Erick menekankan betapa pentingnya peran suporter sebagai tuan rumah yang baik, terutama setelah insiden yang menimpa Indonesia pada laga melawan Bahrain di bulan Maret lalu. Saat itu, sebagian oknum suporter melakukan tindakan xenophobia yang menuai kecaman dari komunitas sepak bola internasional dan berujung pada sanksi berat dari FIFA berupa denda hampir Rp400 juta serta pengurangan kuota penonton sebanyak 15 persen pada pertandingan Indonesia melawan China berikutnya.

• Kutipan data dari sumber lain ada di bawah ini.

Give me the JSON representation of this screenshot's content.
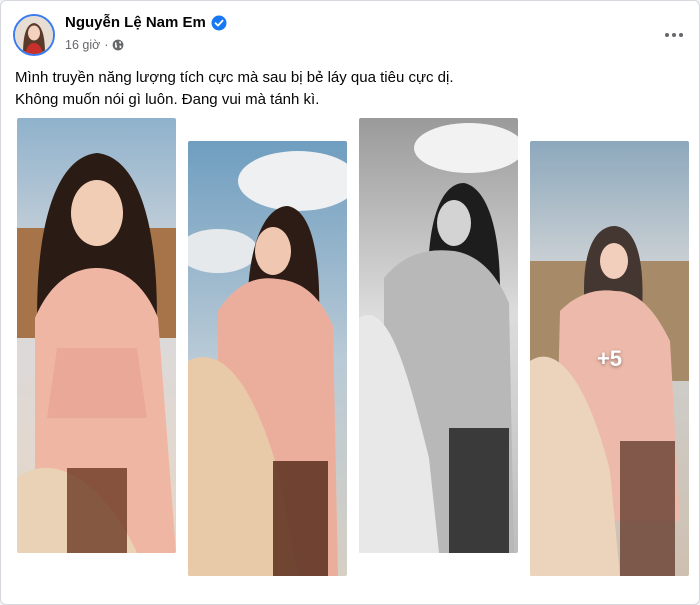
{
  "post": {
    "author": "Nguyễn Lệ Nam Em",
    "time": "16 giờ",
    "text_lines": [
      "Mình truyền năng lượng tích cực mà sau bị bẻ láy qua tiêu cực dị.",
      "Không muốn nói gì luôn. Đang vui mà tánh kì."
    ],
    "more_photos_label": "+5"
  },
  "icons": {
    "verified": "verified-badge-icon",
    "privacy": "globe-icon",
    "more": "more-dots-icon"
  },
  "colors": {
    "verified_blue": "#1877f2",
    "text_primary": "#050505",
    "text_secondary": "#65676b",
    "avatar_ring": "#3b7cf0"
  }
}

“Kita harus bisa menjadi tuan rumah yang ramah dan menghargai tamu. Kalau sebelumnya kita mampu menyambut suporter dari Saudi, Bahrain, dan Australia dengan baik, tentu dukungan dari suporter China juga harus diterima dengan cara yang sama,” ujar Erick saat memantau latihan Timnas Indonesia di Stadion Madya, Senin (2/6).
Tidak hanya itu, Erick juga mengajak suporter untuk memberikan dukungan yang positif dan kreatif, menghindari segala bentuk diskriminasi yang tidak hanya merugikan tim, tapi juga dapat merusak reputasi Indonesia di mata dunia internasional. Menurutnya, sepak bola harus menjadi ruang inklusif tanpa adanya sikap rasis atau xenofobia.

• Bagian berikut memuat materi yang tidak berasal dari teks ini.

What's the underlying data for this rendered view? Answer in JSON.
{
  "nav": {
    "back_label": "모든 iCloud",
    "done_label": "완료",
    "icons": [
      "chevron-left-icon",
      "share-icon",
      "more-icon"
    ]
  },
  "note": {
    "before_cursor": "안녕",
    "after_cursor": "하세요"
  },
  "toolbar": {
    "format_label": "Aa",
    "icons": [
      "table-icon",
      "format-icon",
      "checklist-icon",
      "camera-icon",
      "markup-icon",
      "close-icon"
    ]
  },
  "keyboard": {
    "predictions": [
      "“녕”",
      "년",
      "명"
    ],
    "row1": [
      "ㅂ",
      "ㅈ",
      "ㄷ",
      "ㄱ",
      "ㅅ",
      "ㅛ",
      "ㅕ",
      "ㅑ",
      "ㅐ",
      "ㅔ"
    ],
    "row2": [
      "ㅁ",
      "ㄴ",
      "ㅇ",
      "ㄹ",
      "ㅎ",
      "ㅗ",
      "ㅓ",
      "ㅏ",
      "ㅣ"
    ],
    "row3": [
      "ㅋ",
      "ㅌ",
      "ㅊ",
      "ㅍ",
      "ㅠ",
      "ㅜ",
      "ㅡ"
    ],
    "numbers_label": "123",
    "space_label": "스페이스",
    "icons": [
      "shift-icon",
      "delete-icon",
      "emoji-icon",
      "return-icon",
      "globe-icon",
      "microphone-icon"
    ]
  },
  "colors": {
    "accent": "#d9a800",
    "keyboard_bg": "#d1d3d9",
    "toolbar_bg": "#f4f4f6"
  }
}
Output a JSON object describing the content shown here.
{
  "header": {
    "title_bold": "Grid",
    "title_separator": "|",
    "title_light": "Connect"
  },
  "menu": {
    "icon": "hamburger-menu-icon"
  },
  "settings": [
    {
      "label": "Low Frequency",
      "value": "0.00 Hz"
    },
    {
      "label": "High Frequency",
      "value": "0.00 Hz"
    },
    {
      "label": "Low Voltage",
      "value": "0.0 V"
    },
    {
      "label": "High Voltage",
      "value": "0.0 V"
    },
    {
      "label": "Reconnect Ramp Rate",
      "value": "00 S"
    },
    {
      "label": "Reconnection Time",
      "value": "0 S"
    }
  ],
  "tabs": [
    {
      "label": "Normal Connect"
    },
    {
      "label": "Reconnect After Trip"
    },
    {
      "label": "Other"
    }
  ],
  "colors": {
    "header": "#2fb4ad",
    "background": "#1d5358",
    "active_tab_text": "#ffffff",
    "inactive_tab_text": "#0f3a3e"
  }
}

“FIFA sudah memberikan teguran keras terkait diskriminasi yang terjadi sebelumnya. Kita harus memastikan bahwa hal itu tidak terulang lagi, karena sepak bola harus menjadi arena yang bebas dari segala bentuk diskriminasi, baik ketika melawan tim asing maupun di antara sesama pemain dan suporter kita sendiri,” tambah Erick.

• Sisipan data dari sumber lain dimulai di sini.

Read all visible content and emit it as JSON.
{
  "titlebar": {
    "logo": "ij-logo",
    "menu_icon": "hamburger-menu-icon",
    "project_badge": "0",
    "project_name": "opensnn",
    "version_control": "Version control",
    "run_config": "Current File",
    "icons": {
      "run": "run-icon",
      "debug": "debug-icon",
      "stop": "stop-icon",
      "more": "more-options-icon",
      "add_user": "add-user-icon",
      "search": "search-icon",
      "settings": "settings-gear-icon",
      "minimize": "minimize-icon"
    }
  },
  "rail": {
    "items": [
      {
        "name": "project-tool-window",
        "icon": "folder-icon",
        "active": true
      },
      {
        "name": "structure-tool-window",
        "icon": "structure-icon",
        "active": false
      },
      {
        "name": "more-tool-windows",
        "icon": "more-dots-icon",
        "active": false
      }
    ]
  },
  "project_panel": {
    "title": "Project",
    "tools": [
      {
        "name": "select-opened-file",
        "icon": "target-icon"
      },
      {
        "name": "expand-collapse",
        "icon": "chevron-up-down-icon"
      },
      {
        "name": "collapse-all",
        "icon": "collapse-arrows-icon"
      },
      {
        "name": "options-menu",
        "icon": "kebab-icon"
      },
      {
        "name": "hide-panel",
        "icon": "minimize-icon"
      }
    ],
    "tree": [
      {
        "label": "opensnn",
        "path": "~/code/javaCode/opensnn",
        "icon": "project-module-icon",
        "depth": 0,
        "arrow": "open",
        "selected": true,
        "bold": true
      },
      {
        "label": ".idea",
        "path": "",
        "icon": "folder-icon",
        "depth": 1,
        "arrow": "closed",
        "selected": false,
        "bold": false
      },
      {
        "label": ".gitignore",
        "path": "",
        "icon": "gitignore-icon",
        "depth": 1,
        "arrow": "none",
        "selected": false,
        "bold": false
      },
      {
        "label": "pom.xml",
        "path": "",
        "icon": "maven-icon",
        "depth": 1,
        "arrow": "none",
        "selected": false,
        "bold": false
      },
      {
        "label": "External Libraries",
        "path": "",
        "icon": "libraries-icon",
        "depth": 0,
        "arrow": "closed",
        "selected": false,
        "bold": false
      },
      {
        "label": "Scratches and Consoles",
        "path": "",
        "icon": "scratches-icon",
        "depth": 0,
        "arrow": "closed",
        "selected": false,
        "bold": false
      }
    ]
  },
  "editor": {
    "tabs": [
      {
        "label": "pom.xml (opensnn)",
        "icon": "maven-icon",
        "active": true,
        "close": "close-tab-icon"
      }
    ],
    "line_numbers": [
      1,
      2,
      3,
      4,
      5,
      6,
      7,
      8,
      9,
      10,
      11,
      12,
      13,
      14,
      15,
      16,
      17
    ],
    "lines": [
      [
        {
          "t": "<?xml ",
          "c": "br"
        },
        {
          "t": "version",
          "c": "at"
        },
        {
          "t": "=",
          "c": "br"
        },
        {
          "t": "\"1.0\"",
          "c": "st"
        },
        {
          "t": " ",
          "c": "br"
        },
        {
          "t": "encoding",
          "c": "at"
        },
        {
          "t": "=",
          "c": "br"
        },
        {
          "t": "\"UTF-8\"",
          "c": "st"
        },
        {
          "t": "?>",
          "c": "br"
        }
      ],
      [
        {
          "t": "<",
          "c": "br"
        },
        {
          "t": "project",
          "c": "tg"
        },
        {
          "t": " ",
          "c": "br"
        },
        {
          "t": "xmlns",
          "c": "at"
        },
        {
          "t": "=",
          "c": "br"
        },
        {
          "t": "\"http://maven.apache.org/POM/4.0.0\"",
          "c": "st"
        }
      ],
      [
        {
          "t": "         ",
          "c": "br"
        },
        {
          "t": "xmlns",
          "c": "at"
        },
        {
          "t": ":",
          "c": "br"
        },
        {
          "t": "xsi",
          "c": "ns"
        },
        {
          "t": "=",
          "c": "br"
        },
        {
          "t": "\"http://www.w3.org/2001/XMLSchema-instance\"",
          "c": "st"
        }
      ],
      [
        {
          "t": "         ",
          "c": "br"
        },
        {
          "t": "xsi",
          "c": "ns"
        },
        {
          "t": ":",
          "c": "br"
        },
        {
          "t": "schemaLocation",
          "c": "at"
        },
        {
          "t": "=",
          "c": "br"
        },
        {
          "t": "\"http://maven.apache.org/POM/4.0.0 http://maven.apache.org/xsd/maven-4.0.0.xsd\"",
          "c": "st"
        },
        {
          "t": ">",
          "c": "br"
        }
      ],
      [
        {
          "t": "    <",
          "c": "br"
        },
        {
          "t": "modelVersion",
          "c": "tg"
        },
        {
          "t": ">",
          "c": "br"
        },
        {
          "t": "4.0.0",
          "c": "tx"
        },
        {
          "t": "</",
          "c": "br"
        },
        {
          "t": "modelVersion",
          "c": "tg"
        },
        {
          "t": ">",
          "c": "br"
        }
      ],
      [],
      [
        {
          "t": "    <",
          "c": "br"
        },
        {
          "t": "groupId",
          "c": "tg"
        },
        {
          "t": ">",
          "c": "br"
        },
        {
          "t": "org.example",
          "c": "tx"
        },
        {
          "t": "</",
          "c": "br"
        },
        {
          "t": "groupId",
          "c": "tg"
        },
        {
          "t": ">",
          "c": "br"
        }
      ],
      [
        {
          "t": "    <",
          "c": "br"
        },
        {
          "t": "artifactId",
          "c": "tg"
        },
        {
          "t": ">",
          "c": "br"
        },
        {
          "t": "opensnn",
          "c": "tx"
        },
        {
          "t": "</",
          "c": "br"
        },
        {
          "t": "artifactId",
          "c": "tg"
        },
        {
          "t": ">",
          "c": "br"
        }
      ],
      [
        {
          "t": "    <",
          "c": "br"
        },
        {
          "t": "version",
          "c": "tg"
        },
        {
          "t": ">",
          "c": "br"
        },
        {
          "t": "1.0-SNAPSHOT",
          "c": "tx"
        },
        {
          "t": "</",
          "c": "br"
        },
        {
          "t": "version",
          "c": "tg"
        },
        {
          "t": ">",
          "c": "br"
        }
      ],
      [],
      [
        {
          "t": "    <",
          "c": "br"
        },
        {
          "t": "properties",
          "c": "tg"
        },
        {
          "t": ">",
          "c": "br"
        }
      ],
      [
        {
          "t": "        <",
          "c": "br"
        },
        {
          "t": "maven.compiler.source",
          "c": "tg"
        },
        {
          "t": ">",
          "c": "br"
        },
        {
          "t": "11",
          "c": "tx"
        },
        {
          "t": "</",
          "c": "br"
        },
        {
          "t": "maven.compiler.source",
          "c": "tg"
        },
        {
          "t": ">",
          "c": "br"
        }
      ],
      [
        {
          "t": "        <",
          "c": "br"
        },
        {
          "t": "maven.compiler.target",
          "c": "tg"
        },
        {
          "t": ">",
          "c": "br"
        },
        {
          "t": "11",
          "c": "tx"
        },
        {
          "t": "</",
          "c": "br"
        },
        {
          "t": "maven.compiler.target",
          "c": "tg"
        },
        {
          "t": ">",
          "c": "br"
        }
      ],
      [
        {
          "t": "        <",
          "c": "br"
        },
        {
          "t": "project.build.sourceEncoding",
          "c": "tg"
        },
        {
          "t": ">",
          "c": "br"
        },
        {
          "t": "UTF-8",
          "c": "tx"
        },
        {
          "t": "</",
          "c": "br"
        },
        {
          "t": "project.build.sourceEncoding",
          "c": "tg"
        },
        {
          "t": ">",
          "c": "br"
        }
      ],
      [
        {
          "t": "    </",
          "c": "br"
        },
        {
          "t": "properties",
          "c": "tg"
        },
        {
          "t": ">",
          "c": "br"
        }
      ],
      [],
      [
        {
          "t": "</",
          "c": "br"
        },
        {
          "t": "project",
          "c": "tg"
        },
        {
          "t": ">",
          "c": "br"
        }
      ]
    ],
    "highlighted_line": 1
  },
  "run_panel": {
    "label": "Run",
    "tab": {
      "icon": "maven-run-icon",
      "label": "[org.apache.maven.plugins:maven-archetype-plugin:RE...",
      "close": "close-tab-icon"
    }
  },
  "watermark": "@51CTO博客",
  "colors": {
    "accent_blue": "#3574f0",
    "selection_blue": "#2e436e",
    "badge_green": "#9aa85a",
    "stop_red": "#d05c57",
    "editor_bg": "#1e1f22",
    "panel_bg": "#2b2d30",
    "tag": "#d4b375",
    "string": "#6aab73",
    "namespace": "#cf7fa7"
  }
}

Untuk laga ini, diperkirakan sekitar 3.000 suporter asal China akan hadir langsung di SUGBK untuk mendukung tim mereka. Sementara itu, suporter Indonesia dipastikan memadati stadion setelah tiket pertandingan habis terjual.
Pertandingan melawan China merupakan bagian dari dua laga penting Indonesia di babak ketiga Kualifikasi Piala Dunia 2026 Grup C. Setelah melawan China pada 5 Juni, Timnas Indonesia akan bertemu Jepang pada 10 Juni mendatang.
Saat ini, Indonesia berada di posisi keempat klasemen sementara Grup C dengan perolehan 9 poin, unggul tiga poin dari Bahrain dan China yang bertengger di peringkat lima dan enam. Posisi Indonesia masih tertinggal satu poin dari Arab Saudi yang berada di urutan ketiga, empat poin dari Australia di peringkat kedua, serta sebelas poin dari Jepang yang memimpin klasemen.
Erick dan seluruh jajaran PSSI berharap semangat sportifitas dan persatuan dapat terpancar kuat dari para suporter dalam mendukung perjuangan Timnas Indonesia di panggung internasional ini.